Personal information
- Full name: Jeferson da Conceição Gonçalves
- Born: 5 October 1989 (age 36) Candeias, Bahia, Brazil

Sport
- Country: Brazil
- Sport: Blind football (5-a-side football)

Medal record
Men's five-a-side football
Representing Brazil
Paralympic Games
| Gold medal – first place | 2008 Beijing | Men's |
| Gold medal – first place | 2012 London | Men's |
| Gold medal – first place | 2016 Rio de Janeiro | Men's |
| Gold medal – first place | 2020 Tokyo | Men's |
| Bronze medal – third place | 2024 Paris | Men's |
Parapan American Games
| Gold medal – first place | 2007 Rio de Janeiro | Men's |
| Gold medal – first place | 2011 Guadalajara | Men's |
| Gold medal – first place | 2015 Toronto | Men's |
| Gold medal – first place | 2019 Lima | Men's |
| Gold medal – first place | 2023 Santiago | Men's |
World Blind Football Championships
| Gold medal – first place | 2010 Hereford | Men's |
| Gold medal – first place | 2014 Tokyo | Men's |
| Gold medal – first place | 2018 Madrid | Men's |
| Bronze medal – third place | 2023 Birmingham | Men's |

= Jefinho (Paralympic footballer) =

Brazilian football player

Jeferson da Conceição Gonçalves (born 5 October 1989) is a Brazilian Paralympic 5-a-side football player.

==Early life==

Jefinho was born in 1989 in Candeias, Brazil. He became blind at the age of seven after suffering from glaucoma.

==Career==

Jefinho has been regarded as one of the best blind football players worldwide. He debuted for the Brazil national blind football team in 2006 at the age of fourteen.

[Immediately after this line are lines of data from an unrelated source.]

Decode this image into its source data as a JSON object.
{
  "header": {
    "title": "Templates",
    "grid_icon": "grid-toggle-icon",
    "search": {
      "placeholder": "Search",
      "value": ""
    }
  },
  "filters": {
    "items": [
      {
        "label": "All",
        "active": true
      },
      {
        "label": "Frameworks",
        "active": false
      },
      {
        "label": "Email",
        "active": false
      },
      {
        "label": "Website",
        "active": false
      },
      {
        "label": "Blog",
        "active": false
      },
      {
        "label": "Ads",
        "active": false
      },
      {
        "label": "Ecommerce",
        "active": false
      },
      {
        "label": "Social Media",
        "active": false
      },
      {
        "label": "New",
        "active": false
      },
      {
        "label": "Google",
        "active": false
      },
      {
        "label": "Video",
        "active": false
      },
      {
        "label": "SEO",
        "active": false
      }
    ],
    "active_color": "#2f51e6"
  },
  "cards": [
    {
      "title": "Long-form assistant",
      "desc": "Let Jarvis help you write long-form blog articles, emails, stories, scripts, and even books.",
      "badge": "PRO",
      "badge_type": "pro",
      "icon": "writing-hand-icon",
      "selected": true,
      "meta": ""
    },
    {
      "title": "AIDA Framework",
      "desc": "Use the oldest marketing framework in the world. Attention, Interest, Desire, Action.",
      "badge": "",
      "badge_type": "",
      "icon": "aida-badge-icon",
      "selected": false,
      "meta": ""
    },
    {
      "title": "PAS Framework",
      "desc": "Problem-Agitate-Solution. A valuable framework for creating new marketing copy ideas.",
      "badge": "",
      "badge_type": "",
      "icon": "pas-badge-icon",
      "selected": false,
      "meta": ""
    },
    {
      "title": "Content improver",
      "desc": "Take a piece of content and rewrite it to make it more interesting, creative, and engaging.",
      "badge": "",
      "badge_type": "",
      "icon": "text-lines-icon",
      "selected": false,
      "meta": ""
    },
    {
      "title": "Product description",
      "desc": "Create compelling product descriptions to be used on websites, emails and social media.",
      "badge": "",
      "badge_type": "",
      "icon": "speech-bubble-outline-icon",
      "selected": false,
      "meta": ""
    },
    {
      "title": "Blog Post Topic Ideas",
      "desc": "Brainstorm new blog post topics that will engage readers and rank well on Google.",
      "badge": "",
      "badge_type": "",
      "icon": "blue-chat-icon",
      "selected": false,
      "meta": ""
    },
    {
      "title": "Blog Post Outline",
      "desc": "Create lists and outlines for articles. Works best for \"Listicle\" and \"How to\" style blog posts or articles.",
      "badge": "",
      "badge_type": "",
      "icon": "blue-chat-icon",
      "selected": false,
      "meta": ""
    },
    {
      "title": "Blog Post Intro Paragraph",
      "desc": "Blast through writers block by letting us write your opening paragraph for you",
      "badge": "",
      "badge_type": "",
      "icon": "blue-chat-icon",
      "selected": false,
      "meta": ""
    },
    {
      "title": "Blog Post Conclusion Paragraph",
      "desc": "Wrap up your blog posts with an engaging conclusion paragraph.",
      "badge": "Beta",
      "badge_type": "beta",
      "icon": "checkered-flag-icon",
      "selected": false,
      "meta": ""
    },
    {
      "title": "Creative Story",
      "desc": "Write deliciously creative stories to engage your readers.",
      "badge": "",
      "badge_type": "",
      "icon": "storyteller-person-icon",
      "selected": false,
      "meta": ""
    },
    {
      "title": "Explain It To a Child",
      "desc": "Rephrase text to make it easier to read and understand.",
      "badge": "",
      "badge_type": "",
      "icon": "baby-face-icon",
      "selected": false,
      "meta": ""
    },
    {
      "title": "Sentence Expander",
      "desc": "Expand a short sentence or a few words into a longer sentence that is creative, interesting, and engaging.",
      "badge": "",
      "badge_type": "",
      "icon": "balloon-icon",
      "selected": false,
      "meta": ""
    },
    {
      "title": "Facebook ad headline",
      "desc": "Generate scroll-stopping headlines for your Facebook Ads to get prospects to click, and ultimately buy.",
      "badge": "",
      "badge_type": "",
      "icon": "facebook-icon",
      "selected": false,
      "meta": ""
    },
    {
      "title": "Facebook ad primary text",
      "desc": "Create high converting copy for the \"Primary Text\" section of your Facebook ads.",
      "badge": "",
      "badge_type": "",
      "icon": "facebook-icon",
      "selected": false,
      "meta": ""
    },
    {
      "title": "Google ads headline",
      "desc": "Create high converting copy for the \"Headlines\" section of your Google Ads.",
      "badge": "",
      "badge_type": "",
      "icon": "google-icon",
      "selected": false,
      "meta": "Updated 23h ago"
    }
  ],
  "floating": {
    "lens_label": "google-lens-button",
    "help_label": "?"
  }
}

He was selected to play at the Rio Parapan American Games and the Beijing Paralympic Games in 2007 and 2008 respectively where he won gold medals at both events.

At London 2012, Jefinho, or the “Paralympic Pelé” as he is sometimes known, also starred in the final, as Brazil beat France 2-0.

In 2014, Jefinho was one of the best players of the tournament at the 2014 World Championships where Brazil retained its world title with a win over Argentina.

==Style of play==

Jefinho is known for his speed.

==Personal life==

Jefinho is nicknamed the "Paralympic Pelé" after Brazil international Pelé.